Hürriyet Seyahat / ÖZEL | Fotoğraflar: Alamy, AA
Biraz olsun kafa dinleyeceğiniz adresler... Şimdi tam zamanı
Ruhunuzu, bedeninizi dinlendirmek ve biraz olsun koronavirüsün getirdiği stresi atmaya ne dersiniz? Sizin için güzel bir liste hazırladık. Yapmanız gereken tek şey ister ailecek isterseniz tek başınıza yollara düşmek… Tabii sosyal mesafeye dikkat ederek...

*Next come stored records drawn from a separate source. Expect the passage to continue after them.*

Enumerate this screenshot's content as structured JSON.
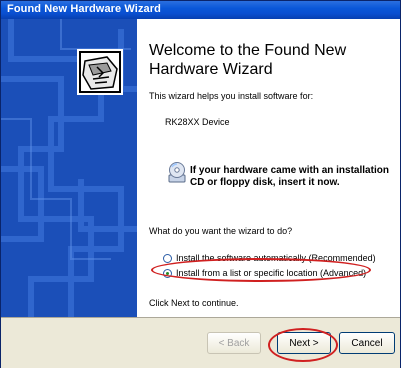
{
  "window": {
    "title": "Found New Hardware Wizard"
  },
  "content": {
    "heading": "Welcome to the Found New Hardware Wizard",
    "intro": "This wizard helps you install software for:",
    "device_name": "RK28XX Device",
    "cd_notice": "If your hardware came with an installation CD or floppy disk, insert it now.",
    "question": "What do you want the wizard to do?",
    "options": [
      {
        "label": "Install the software automatically (Recommended)",
        "selected": false
      },
      {
        "label": "Install from a list or specific location (Advanced)",
        "selected": true
      }
    ],
    "continue_hint": "Click Next to continue."
  },
  "buttons": {
    "back": "< Back",
    "next": "Next >",
    "cancel": "Cancel"
  },
  "colors": {
    "titlebar": "#0a57d8",
    "banner": "#1b4fb8",
    "highlight": "#d02020",
    "footer": "#ece9d8"
  },
  "icons": {
    "wizard": "hardware-wizard-icon",
    "cd": "cd-icon"
  }
}
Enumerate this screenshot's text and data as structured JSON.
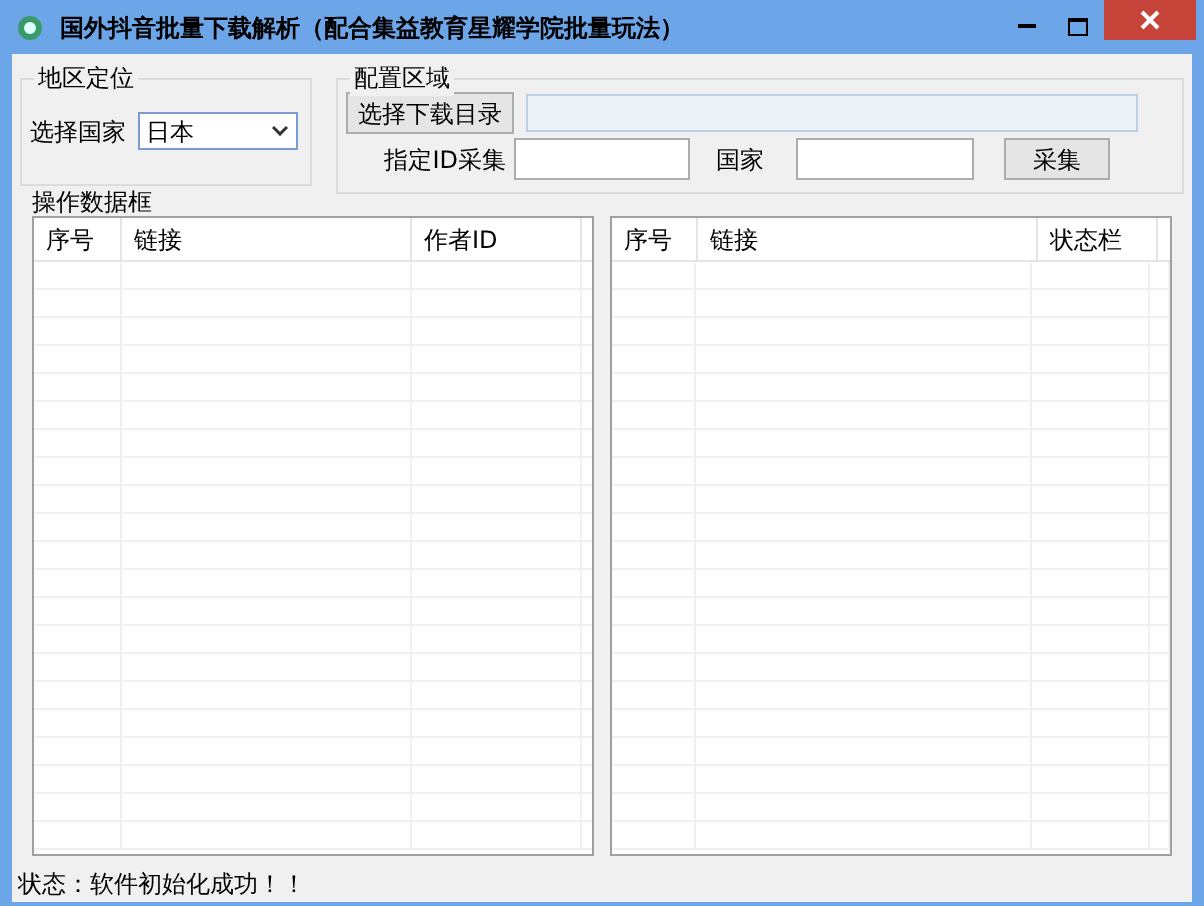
{
  "window": {
    "title": "国外抖音批量下载解析（配合集益教育星耀学院批量玩法）"
  },
  "region_group": {
    "title": "地区定位",
    "label": "选择国家",
    "country_select": {
      "value": "日本"
    }
  },
  "config_group": {
    "title": "配置区域",
    "choose_dir_button": "选择下载目录",
    "id_label": "指定ID采集",
    "country_label": "国家",
    "collect_button": "采集"
  },
  "data_group": {
    "title": "操作数据框",
    "left_table": {
      "columns": [
        "序号",
        "链接",
        "作者ID"
      ]
    },
    "right_table": {
      "columns": [
        "序号",
        "链接",
        "状态栏"
      ]
    }
  },
  "status_bar": "状态：软件初始化成功！！"
}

Etrafı kireçtaşı kayalarla çevrili bölgenin ortasından geçen Ballıkaya Deresi ve göletler görülmeye değer. Ayrıca burada iki tane de küçük şelale bulunuyor. Ballıkayalar’da trekking, kaya tırmanışı, kamp ve yapabilirsiniz. Stresli ve yoğun geçen yorucu bir haftayı burada doğanın içinde unutacağınız kesin.
Küçük Karadeniz
Yuvacık, Kocaeli’nde saklı kalmış cennetlerimizden. Bölge halkı buraya “Küçük Karadeniz” diyor. Aslında haklılar çünkü tıpkı Karadeniz gibi yemyeşil bir doğası var. Barajıyla ünlü Yuvacık İzmit’e 16, İstanbul’a 110 kilometre uzaklıkta bulunuyor. Özellikle bu iki yerden günübirlik kaçmak isteyenler için ideal. Geniş bir yayla görünümündeki belde trekking meraklıları için çok uygun… Sisli Vadi’sine doğru yürüyebilir, bol bol fotoğraf çekebilirsiniz. Yuvacık’ta dağlar, dereler, ormanlar bütün stresinizi alacak.
Her mevsim güzel
Evliya Çelebi'nin ‘Ruhaniyetli bir şehir’ dediği ve ilk seyahatini gerçekleştirdiği yer Bursa… Hangi mevsimde giderseniz gidin, size mutlaka en güzel özellikleriyle kucak açacak. Bursa’nın en özel yeri ise Uludağ'ın eteklerinde daracık sokakları, orijinal dokusunu yitirmemiş otantik evleri ve köy havasını koruyan atmosferiyle Cumalıkızık…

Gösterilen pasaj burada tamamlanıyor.